Calculate the speed of a satellite moving in a stable circular orbit about the Earth at a height of 6600 km .

In Meters per second please

Answer 1

Concepts and reason

The concept required to solve this question are centripetal force and orbital speed.

First, determine the gravitational force acting on the satellite due to earth.

Then, equate it with the centripetal force acting of the satellite when it moves in circular orbit around earth and find the expression for v.

Finally, substitute the values in the velocity equation to find the magnitude of the velocity.

Fundamentals

Centripetal force is the force that causes an object to move along a circular path.

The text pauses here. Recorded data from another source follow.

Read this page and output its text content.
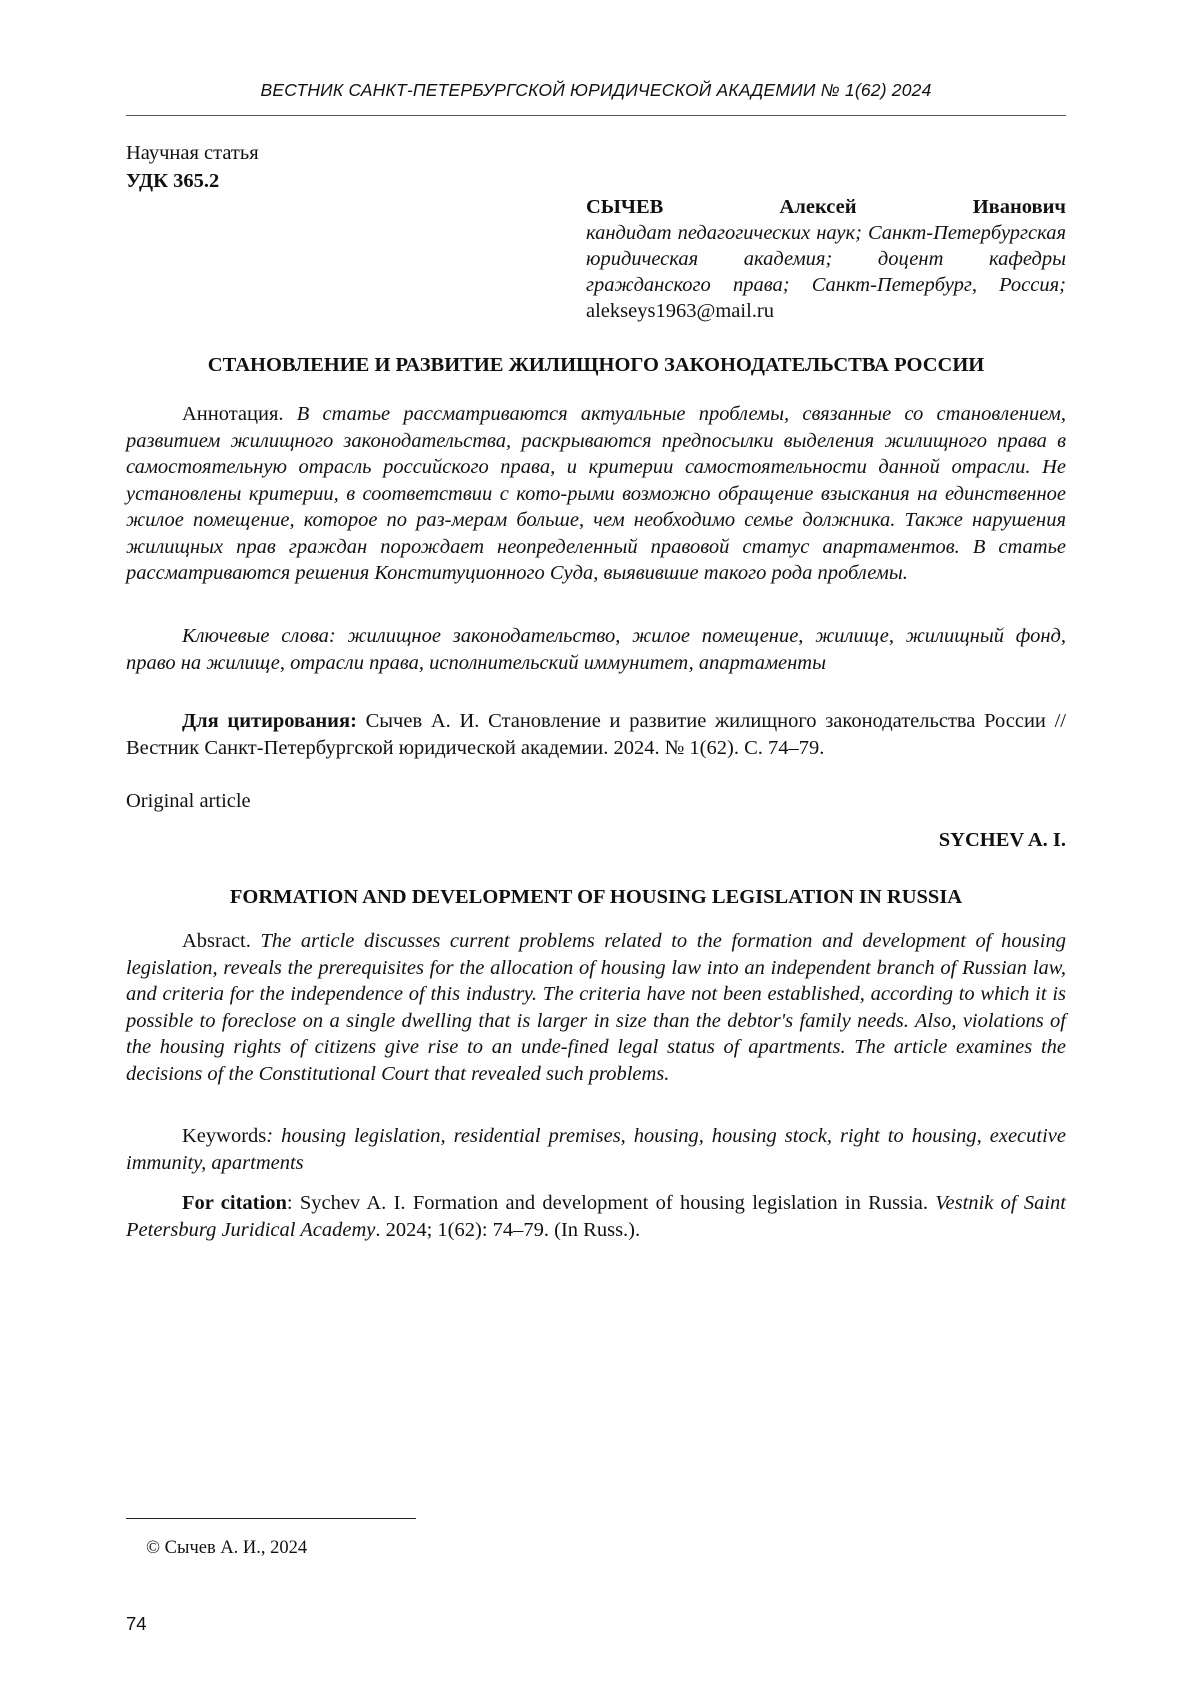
ВЕСТНИК САНКТ-ПЕТЕРБУРГСКОЙ ЮРИДИЧЕСКОЙ АКАДЕМИИ № 1(62) 2024
Научная статья
УДК 365.2
СЫЧЕВ	Алексей	Иванович
кандидат педагогических наук; Санкт-Петербургская юридическая академия; доцент кафедры гражданского права; Санкт-Петербург, Россия; alekseys1963@mail.ru
СТАНОВЛЕНИЕ И РАЗВИТИЕ ЖИЛИЩНОГО ЗАКОНОДАТЕЛЬСТВА РОССИИ
Аннотация. В статье рассматриваются актуальные проблемы, связанные со становлением, развитием жилищного законодательства, раскрываются предпосылки выделения жилищного права в самостоятельную отрасль российского права, и критерии самостоятельности данной отрасли. Не установлены критерии, в соответствии с кото-рыми возможно обращение взыскания на единственное жилое помещение, которое по раз-мерам больше, чем необходимо семье должника. Также нарушения жилищных прав граждан порождает неопределенный правовой статус апартаментов. В статье рассматриваются решения Конституционного Суда, выявившие такого рода проблемы.
Ключевые слова: жилищное законодательство, жилое помещение, жилище, жилищный фонд, право на жилище, отрасли права, исполнительский иммунитет, апартаменты
Для цитирования: Сычев А. И. Становление и развитие жилищного законодательства России // Вестник Санкт-Петербургской юридической академии. 2024. № 1(62). С. 74–79.
Original article
SYCHEV A. I.
FORMATION AND DEVELOPMENT OF HOUSING LEGISLATION IN RUSSIA
Absract. The article discusses current problems related to the formation and development of housing legislation, reveals the prerequisites for the allocation of housing law into an independent branch of Russian law, and criteria for the independence of this industry. The criteria have not been established, according to which it is possible to foreclose on a single dwelling that is larger in size than the debtor's family needs. Also, violations of the housing rights of citizens give rise to an unde-fined legal status of apartments. The article examines the decisions of the Constitutional Court that revealed such problems.
Keywords: housing legislation, residential premises, housing, housing stock, right to housing, executive immunity, apartments
For citation: Sychev A. I. Formation and development of housing legislation in Russia. Vestnik of Saint Petersburg Juridical Academy. 2024; 1(62): 74–79. (In Russ.).
© Сычев А. И., 2024
74
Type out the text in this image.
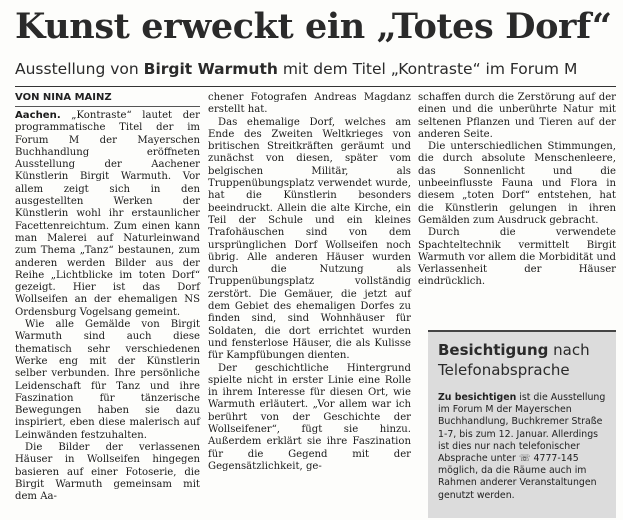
Kunst erweckt ein „Totes Dorf“
Ausstellung von Birgit Warmuth mit dem Titel „Kontraste“ im Forum M
VON NINA MAINZ

Aachen. „Kontraste“ lautet der programmatische Titel der im Forum M der Mayerschen Buchhandlung eröffneten Ausstellung der Aachener Künstlerin Birgit Warmuth. Vor allem zeigt sich in den ausgestellten Werken der Künstlerin wohl ihr erstaunlicher Facettenreichtum. Zum einen kann man Malerei auf Naturleinwand zum Thema „Tanz“ bestaunen, zum anderen werden Bilder aus der Reihe „Lichtblicke im toten Dorf“ gezeigt. Hier ist das Dorf Wollseifen an der ehemaligen NS Ordensburg Vogelsang gemeint.

Wie alle Gemälde von Birgit Warmuth sind auch diese thematisch sehr verschiedenen Werke eng mit der Künstlerin selber verbunden. Ihre persönliche Leidenschaft für Tanz und ihre Faszination für tänzerische Bewegungen haben sie dazu inspiriert, eben diese malerisch auf Leinwänden festzuhalten.

Die Bilder der verlassenen Häuser in Wollseifen hingegen basieren auf einer Fotoserie, die Birgit Warmuth gemeinsam mit dem Aa-

chener Fotografen Andreas Magdanz erstellt hat.

Das ehemalige Dorf, welches am Ende des Zweiten Weltkrieges von britischen Streitkräften geräumt und zunächst von diesen, später vom belgischen Militär, als Truppenübungsplatz verwendet wurde, hat die Künstlerin besonders beeindruckt. Allein die alte Kirche, ein Teil der Schule und ein kleines Trafohäuschen sind von dem ursprünglichen Dorf Wollseifen noch übrig. Alle anderen Häuser wurden durch die Nutzung als Truppenübungsplatz vollständig zerstört. Die Gemäuer, die jetzt auf dem Gebiet des ehemaligen Dorfes zu finden sind, sind Wohnhäuser für Soldaten, die dort errichtet wurden und fensterlose Häuser, die als Kulisse für Kampfübungen dienten.

Der geschichtliche Hintergrund spielte nicht in erster Linie eine Rolle in ihrem Interesse für diesen Ort, wie Warmuth erläutert. „Vor allem war ich berührt von der Geschichte der Wollseifener“, fügt sie hinzu. Außerdem erklärt sie ihre Faszination für die Gegend mit der Gegensätzlichkeit, ge-

schaffen durch die Zerstörung auf der einen und die unberührte Natur mit seltenen Pflanzen und Tieren auf der anderen Seite.

Die unterschiedlichen Stimmungen, die durch absolute Menschenleere, das Sonnenlicht und die unbeeinflusste Fauna und Flora in diesem „toten Dorf“ entstehen, hat die Künstlerin gelungen in ihren Gemälden zum Ausdruck gebracht.

Durch die verwendete Spachteltechnik vermittelt Birgit Warmuth vor allem die Morbidität und Verlassenheit der Häuser eindrücklich.

Besichtigung nach Telefonabsprache
Zu besichtigen ist die Ausstellung im Forum M der Mayerschen Buchhandlung, Buchkremer Straße 1-7, bis zum 12. Januar. Allerdings ist dies nur nach telefonischer Absprache unter ☏ 4777-145 möglich, da die Räume auch im Rahmen anderer Veranstaltungen genutzt werden.
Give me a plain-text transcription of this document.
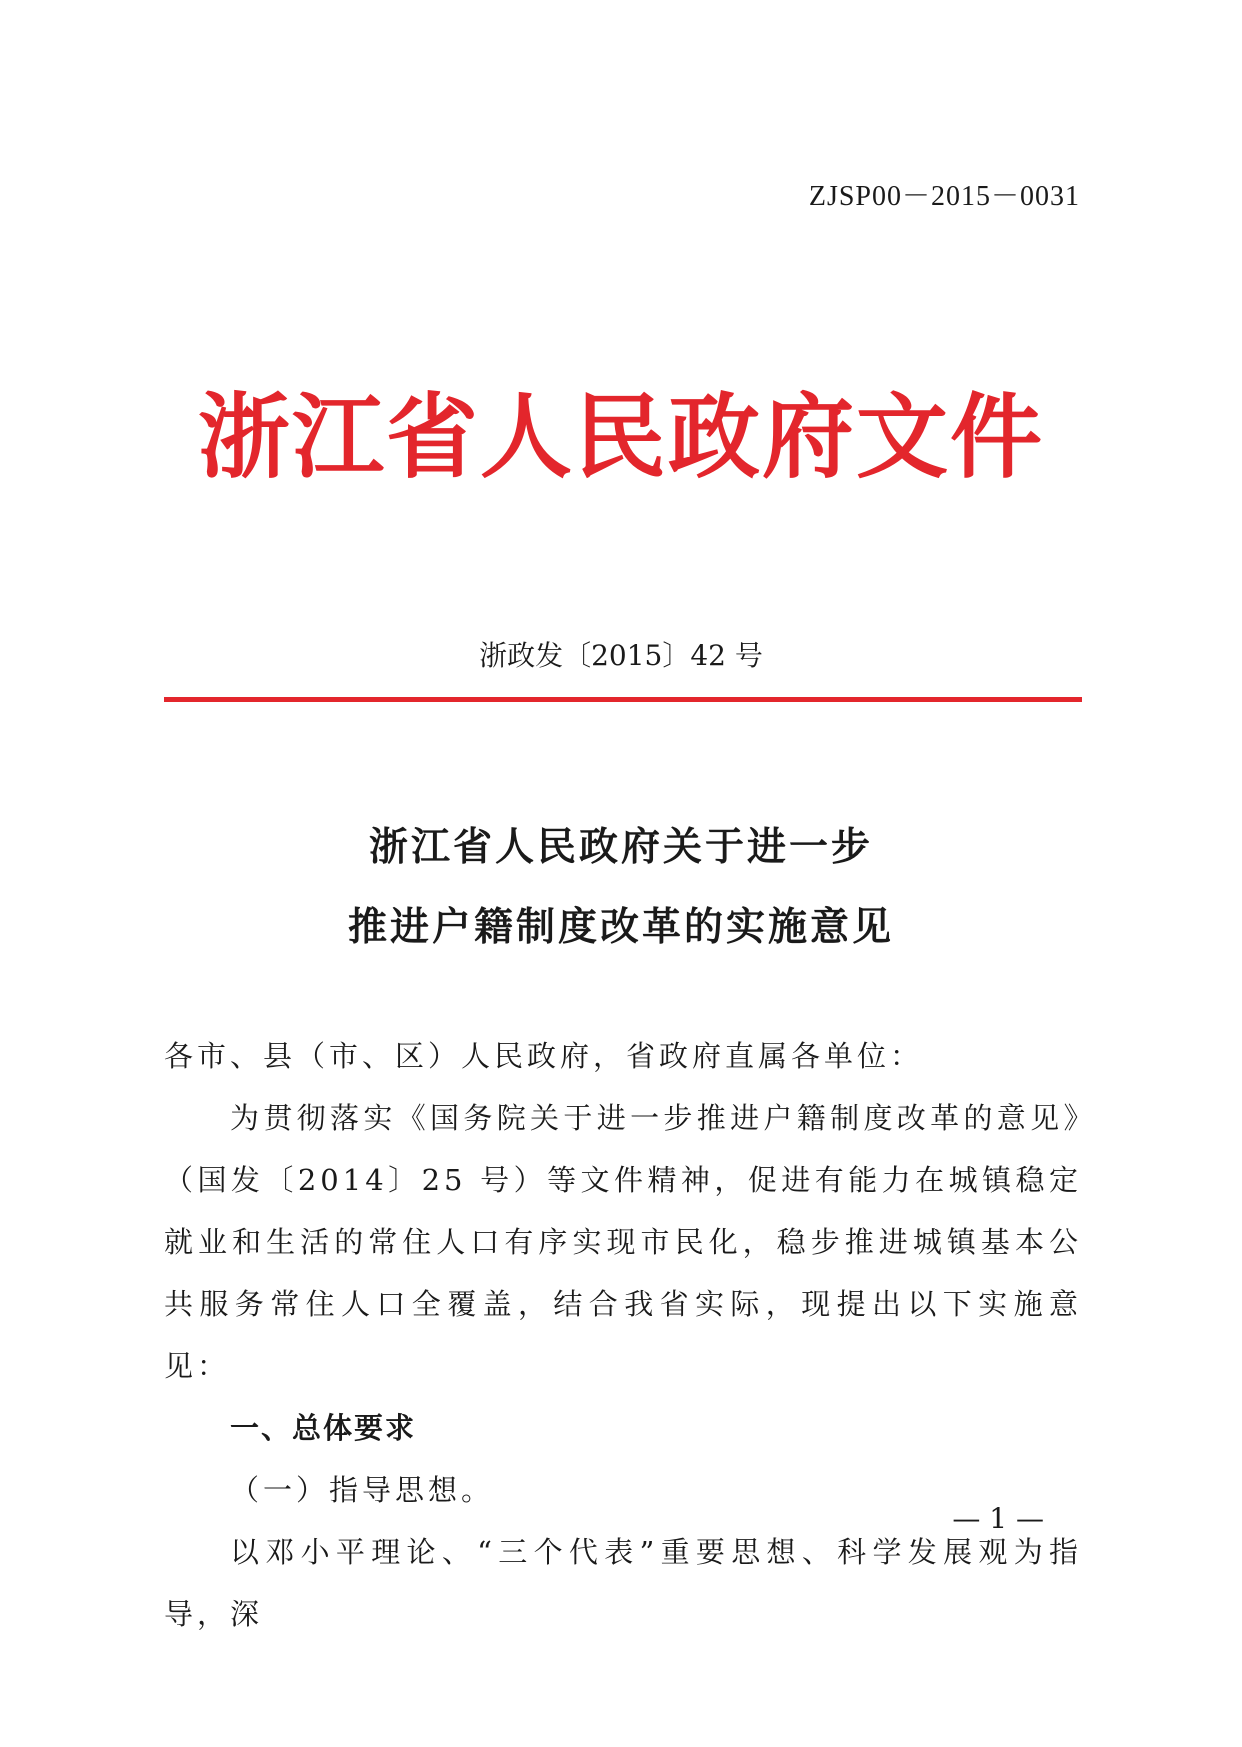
ZJSP00－2015－0031
浙江省人民政府文件
浙政发〔2015〕42 号
浙江省人民政府关于进一步
推进户籍制度改革的实施意见
各市、县（市、区）人民政府，省政府直属各单位：
为贯彻落实《国务院关于进一步推进户籍制度改革的意见》（国发〔2014〕25 号）等文件精神，促进有能力在城镇稳定就业和生活的常住人口有序实现市民化，稳步推进城镇基本公共服务常住人口全覆盖，结合我省实际，现提出以下实施意见：
一、总体要求
（一）指导思想。
以邓小平理论、“三个代表”重要思想、科学发展观为指导，深
— 1 —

The expression for centripetal force is:

$F = \frac{{m{v^2}}}{r}$

Here, m is the mass of the object, v is the velocity of the object, and r is the radius of the circular path.

The gravitational force acting on any object (m) due to the presence of another object (M) at a distance r from it is as follows:

$F = \frac{{GmM}}{{{r^2}}}$

Here, G is the gravitational constant.

The expression for the gravitational force acting on the satellite (m) due to earth (M) such that the distance between the center of the earth and the satellite is r is as follows:

$F = \frac{{GmM}}{{{r^2}}}$

The centripetal force acting on the satellite is as follows:

$F = \frac{{m{v^2}}}{r}$

Here, m is the mass of the satellite, r is the distance of the satellite from the center of the earth, and v is the speed of the satellite.

The gravitational force acting on the satellite is equal to the centripetal force.

Equate both forces and rearrange for v.

$\begin{array}{c}\\\frac{{GmM}}{{{r^2}}} = \frac{{m{v^2}}}{r}\\\\v = \sqrt {\frac{{GM}}{r}} \\\end{array}$

The distance of the satellite from the center of the earth is equal to the sum of the distance of the satellite from the earth surface (h) and the radius of the earth (R).

$r = R + h$

Substitute R+h for r in equation $v = \sqrt {\frac{{GM}}{r}}$.

$v = \sqrt {\frac{{GM}}{{R + h}}}$

Substitute $6.67 \times {10^{ - 11}}{\rm{ N}} \cdot {{\rm{m}}^2}/{\rm{k}}{{\rm{g}}^2}$ for G, $5.97 \times {10^{24}}{\rm{ kg}}$ for M, 6371 km for R, and 6600 km for h in the above expression.

$\begin{array}{c}\\v = \sqrt {\frac{{\left( {6.67 \times {{10}^{ - 11}}{\rm{ N}} \cdot {{\rm{m}}^2}/{\rm{k}}{{\rm{g}}^2}} \right)\left( {5.97 \times {{10}^{24}}{\rm{ kg}}} \right)}}{{6371{\rm{ km}} + 6600{\rm{ km}}}}\left( {\frac{{1{\rm{ km}}}}{{1000{\rm{ m}}}}} \right)} \\\\ = \sqrt {3.0699 \times {{10}^7}} {\rm{ m/s}}\\\\ = 55{\rm{40 m/s}}\\\end{array}$

Ans:

The speed of the satellite is 5540 m/s.